Тедди застенчиво огласил свой список сельскохозяйственных заслуг, куда входили нортумберлендские ягнята, кентские яблоки, любовь к долам и горам и водным просторам. А еще радость при виде желудя — чашки с блюдцем, и папоротника, что разжимает свой кулачок, и узорчатого пера ястреба. И необыкновенной прелести рассветного хора в английском лесу, где зацвели колокольчики.

О Франции он умолчал: и о монолитах цвета, и о горячих ломтиках солнца. Все это вряд ли пришлось бы по вкусу тому, кто сражался на Сомме.

Тедди произвел впечатление человека здравого, хотя и был родом с юга.

— Встречаются двое мужиков, — изрек Билл Моррисон, приступая к сыру «стилтон»; Тедди не сразу понял, что это — довольно тяжеловесная преамбула к анекдоту. — Один — родом из Йоркшира, благословенного края. Второй — не йоркширец. Тот, который не йоркширец, и говорит йоркширцу — (на этом месте Тедди расхотелось слушать): — «Повстречал я тут одного йоркширца», а йоркширец и говорит: «А как ты, паря, допер, что он йоркширец?» — (на этом месте Тедди расхотелось жить), — а тот, который не йоркширец, и говорит: «Да по его говору», а йоркширец и говорит: «Не, паря, кабы тот был йоркширец, он бы перво-наперво те похвалился, что йоркширец».

— Такой текст впору поместить в рождественскую хлопушку, — сказала вечером Нэнси, когда Тедди сделал попытку пересказать ей этот анекдот, ввалившись домой навеселе («Ой, как от тебя пивом несет. Но мне даже нравится»). — Правильно я понимаю: у тебя теперь новая работа, в газете?

— Нет, не в газете, — сказал Тедди, а потом добавил: — Да и какая это работа? Так, пара шиллингов в неделю.

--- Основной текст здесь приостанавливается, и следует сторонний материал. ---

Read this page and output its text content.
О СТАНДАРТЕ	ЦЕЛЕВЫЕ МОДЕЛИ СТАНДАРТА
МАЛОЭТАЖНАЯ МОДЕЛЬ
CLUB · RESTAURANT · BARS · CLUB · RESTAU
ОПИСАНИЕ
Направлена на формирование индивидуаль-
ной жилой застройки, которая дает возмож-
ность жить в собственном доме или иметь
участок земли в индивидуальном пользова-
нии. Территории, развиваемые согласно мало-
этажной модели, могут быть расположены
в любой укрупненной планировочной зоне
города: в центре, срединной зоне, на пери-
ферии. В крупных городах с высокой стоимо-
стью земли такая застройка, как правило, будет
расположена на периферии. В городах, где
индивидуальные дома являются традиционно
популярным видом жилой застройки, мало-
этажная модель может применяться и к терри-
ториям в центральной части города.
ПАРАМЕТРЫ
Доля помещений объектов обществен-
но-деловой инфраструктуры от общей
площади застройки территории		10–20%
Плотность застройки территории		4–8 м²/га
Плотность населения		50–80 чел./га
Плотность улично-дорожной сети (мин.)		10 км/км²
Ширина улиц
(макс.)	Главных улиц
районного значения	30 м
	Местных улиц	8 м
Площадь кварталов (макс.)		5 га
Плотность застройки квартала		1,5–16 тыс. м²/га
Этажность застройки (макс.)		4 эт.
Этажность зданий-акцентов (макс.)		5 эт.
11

— А как же школа? Ты не собираешься увольняться?

Школа, задумался Тедди. Сегодняшнее утро кануло в прошлое. («Так посоветуй, как мне бросить думать».)

— Я позорно сбежал, — признался он.

— Ох, бедненький мой, — рассмеялась Нэнси. — Дальше хуже будет, я знаю, просто нутром чувствую.

Так и вышло. Октябрь принес осенние краски, грибы, каштаны и запоздалое бабье лето. Ноябрь — «те дни, когда Природа-Мать своих детей укроет одеялом», а декабрь — какой же декабрь без остролиста и малиновки.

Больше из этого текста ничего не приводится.